While in high school, Maddux played junior-varsity basketball but he and his brother were persuaded by coaches to focus solely on baseball. By his junior year, his high school won the state championship.
Helping mold Greg Maddux into a great high school pitcher was Ralph Medar, a former scout who worked with Maddux and taught him that movement was more important than velocity. Maddux didn’t turn heads with out-of-this-world stuff, a blazing fastball or a 12-to-6 curveball. Without this luxury, Maddux had to learn to pitch. He didn’t disappoint.
He was known for his control, late movement in pitches and, simply knowing what he was doing. A cerebral pitcher, Maddux studied hitters and got them out with pitches that hardly seemed imposing on their way to the plate.

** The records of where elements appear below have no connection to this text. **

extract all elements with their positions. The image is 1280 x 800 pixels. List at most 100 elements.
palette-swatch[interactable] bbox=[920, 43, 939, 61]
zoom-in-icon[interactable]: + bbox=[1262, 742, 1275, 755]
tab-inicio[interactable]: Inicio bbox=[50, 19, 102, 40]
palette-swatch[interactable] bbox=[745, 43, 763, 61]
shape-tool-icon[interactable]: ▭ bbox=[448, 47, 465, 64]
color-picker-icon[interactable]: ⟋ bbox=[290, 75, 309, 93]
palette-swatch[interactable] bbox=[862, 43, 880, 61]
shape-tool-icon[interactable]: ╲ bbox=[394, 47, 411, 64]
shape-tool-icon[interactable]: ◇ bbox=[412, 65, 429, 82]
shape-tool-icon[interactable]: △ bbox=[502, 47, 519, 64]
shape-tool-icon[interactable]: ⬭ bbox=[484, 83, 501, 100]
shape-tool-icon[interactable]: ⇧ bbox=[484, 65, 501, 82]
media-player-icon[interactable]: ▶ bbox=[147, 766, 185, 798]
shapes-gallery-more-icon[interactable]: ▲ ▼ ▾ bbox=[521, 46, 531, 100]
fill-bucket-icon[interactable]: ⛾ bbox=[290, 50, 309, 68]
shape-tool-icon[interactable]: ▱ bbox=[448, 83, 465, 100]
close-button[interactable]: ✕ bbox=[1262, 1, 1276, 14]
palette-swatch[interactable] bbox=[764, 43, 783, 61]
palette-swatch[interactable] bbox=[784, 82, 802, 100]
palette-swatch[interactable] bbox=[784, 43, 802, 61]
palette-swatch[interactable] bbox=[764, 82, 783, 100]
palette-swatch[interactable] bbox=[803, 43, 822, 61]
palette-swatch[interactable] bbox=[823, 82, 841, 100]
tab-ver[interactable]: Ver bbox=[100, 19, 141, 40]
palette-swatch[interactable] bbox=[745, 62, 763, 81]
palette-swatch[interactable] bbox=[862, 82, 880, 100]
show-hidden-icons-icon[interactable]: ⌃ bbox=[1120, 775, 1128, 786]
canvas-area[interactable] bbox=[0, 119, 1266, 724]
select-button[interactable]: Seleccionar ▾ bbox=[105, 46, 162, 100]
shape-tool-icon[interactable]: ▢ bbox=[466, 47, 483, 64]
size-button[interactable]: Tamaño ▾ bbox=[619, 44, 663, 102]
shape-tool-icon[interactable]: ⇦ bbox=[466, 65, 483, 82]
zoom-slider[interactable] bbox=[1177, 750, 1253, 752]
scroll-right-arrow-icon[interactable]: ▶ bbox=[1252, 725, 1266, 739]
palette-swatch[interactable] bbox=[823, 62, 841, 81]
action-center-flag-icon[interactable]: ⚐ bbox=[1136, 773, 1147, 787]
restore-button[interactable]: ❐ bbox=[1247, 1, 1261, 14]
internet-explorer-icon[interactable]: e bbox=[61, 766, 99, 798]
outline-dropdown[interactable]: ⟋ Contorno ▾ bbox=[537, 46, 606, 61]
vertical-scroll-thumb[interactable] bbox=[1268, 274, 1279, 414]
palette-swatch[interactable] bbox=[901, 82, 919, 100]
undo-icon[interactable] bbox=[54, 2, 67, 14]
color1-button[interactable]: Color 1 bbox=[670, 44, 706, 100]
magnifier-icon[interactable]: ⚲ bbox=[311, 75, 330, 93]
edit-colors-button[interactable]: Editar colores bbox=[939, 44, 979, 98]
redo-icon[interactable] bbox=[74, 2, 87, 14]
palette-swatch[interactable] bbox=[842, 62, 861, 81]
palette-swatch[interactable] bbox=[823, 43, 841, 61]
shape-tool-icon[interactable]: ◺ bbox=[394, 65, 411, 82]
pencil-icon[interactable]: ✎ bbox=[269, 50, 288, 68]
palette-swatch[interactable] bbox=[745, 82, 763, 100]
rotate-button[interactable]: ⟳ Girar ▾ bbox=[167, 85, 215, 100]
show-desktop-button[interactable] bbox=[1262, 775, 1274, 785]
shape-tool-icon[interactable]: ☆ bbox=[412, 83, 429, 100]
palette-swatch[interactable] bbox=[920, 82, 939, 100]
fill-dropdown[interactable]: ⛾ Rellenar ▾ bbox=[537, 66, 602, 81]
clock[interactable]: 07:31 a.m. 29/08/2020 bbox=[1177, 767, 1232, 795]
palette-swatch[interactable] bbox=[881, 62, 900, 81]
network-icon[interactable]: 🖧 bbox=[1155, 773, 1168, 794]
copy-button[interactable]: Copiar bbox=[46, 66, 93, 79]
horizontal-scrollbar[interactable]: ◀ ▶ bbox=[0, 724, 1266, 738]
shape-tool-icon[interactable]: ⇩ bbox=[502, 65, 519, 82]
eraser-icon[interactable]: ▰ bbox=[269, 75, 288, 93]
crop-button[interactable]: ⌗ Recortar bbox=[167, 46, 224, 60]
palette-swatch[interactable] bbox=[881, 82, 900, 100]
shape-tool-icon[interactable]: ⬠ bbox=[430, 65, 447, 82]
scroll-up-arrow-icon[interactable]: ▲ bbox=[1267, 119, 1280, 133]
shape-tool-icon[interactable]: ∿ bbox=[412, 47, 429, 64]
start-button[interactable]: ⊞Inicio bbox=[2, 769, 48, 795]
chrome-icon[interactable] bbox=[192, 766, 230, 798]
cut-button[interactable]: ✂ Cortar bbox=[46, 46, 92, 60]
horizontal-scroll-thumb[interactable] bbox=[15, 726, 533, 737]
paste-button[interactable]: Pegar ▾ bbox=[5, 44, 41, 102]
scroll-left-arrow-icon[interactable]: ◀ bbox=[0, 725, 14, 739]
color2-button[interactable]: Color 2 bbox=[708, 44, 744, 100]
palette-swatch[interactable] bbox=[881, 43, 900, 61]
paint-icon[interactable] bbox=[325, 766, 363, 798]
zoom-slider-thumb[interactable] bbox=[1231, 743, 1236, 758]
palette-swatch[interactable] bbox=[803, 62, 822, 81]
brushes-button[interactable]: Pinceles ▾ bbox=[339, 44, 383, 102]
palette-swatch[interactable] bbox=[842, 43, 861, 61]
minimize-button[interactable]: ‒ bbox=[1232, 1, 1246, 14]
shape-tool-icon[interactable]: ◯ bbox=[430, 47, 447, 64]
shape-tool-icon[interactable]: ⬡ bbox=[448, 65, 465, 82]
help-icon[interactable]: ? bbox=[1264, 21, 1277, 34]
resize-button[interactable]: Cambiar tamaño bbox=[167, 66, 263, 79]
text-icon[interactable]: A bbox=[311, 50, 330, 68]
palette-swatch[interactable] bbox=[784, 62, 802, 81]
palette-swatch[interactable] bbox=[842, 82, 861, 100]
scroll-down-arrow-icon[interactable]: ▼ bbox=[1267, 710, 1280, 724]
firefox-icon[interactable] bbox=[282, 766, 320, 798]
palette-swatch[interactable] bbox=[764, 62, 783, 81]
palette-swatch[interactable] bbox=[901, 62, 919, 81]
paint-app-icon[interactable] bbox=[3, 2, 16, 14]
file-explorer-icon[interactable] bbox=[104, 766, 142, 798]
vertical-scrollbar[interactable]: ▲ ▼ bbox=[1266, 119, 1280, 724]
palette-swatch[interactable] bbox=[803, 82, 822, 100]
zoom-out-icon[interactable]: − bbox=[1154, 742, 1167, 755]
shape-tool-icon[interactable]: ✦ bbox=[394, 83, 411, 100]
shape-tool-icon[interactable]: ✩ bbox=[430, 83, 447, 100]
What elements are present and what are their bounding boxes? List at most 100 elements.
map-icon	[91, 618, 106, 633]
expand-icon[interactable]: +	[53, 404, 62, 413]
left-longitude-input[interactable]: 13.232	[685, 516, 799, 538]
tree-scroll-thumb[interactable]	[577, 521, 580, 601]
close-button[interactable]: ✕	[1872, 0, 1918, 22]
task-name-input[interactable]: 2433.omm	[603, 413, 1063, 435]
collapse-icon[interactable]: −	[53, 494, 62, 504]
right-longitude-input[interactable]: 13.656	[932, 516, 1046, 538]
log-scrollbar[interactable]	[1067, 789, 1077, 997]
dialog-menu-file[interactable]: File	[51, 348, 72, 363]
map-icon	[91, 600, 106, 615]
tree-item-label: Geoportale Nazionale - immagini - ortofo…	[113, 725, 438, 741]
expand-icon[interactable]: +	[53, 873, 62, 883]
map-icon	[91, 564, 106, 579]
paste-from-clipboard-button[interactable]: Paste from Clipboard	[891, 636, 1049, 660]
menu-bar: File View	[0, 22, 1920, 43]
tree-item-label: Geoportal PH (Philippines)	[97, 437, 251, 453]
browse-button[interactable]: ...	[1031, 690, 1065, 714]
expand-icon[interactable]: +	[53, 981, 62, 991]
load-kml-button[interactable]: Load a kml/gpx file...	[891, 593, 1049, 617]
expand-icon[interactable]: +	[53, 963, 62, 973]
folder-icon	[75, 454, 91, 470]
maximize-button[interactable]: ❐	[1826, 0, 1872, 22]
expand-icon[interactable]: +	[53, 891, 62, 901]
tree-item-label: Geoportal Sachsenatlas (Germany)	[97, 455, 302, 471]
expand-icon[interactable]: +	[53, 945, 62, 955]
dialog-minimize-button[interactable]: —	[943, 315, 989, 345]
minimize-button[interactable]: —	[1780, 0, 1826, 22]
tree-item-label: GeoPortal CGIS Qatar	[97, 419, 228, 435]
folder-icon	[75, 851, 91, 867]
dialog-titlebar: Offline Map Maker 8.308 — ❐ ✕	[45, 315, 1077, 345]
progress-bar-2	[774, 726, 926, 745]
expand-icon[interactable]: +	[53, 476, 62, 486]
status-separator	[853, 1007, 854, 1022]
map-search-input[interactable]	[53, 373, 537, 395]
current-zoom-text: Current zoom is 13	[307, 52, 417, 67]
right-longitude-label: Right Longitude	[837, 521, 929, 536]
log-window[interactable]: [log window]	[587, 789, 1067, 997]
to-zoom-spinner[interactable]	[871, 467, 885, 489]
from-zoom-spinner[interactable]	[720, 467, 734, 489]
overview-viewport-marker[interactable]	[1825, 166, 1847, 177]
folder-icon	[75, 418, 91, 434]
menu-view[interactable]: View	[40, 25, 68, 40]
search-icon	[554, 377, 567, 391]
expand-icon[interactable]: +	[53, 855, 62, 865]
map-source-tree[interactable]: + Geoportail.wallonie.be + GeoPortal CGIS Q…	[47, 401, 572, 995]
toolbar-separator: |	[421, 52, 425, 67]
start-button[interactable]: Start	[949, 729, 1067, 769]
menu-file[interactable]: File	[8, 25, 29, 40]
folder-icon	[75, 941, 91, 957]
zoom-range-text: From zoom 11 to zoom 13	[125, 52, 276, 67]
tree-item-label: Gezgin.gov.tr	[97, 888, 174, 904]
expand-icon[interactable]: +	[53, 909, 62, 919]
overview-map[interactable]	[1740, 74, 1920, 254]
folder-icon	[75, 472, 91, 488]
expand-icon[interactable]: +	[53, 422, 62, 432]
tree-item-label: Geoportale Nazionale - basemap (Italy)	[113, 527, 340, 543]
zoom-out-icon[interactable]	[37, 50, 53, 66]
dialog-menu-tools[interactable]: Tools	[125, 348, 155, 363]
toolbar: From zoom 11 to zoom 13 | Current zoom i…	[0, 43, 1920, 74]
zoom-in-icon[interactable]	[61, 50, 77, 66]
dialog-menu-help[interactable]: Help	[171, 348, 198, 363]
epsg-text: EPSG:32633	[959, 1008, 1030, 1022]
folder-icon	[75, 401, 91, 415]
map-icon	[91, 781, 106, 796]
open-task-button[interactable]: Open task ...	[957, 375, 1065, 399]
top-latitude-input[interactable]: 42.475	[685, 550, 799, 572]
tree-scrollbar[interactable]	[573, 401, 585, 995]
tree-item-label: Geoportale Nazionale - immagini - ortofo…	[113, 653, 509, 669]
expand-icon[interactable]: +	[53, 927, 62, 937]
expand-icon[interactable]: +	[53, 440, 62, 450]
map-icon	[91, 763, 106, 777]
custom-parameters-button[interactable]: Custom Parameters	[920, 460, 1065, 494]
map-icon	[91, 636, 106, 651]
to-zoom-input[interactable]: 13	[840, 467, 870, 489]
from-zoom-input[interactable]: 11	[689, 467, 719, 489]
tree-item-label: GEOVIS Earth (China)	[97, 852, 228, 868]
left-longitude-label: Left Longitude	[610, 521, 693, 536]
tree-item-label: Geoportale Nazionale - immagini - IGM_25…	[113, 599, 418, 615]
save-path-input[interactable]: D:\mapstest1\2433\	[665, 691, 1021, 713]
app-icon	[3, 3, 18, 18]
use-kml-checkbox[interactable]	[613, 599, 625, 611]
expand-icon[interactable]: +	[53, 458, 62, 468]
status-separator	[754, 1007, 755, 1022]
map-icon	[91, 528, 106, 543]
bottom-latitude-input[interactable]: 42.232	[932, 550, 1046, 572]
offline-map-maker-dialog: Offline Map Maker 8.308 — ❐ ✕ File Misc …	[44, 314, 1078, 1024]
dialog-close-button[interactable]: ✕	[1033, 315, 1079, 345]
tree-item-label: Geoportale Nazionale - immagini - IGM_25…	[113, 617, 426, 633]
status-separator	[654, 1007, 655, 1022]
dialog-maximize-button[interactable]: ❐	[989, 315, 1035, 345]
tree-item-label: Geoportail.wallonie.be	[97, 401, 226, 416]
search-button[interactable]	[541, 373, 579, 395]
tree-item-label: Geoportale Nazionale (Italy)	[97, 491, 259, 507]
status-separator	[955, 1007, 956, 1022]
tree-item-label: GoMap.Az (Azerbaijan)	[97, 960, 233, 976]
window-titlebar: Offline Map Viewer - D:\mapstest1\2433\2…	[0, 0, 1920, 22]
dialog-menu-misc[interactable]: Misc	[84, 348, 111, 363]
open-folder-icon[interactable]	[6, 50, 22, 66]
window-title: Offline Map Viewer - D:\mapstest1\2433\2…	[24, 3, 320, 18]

After attending the University of Arizona in Tucson, Maddux was drafted by the Chicago Cubs in the second round of the 1984 draft. He progressed through the minor leagues with a steady rhythm, defining his work on the mound and demonstrating a pitching intelligence beyond his years after winning a combined 27 minor league games during the 1985-86 years. He saw a three-level promotion through Class A to Triple. By September of 1986, he earned a call-up to the Majors.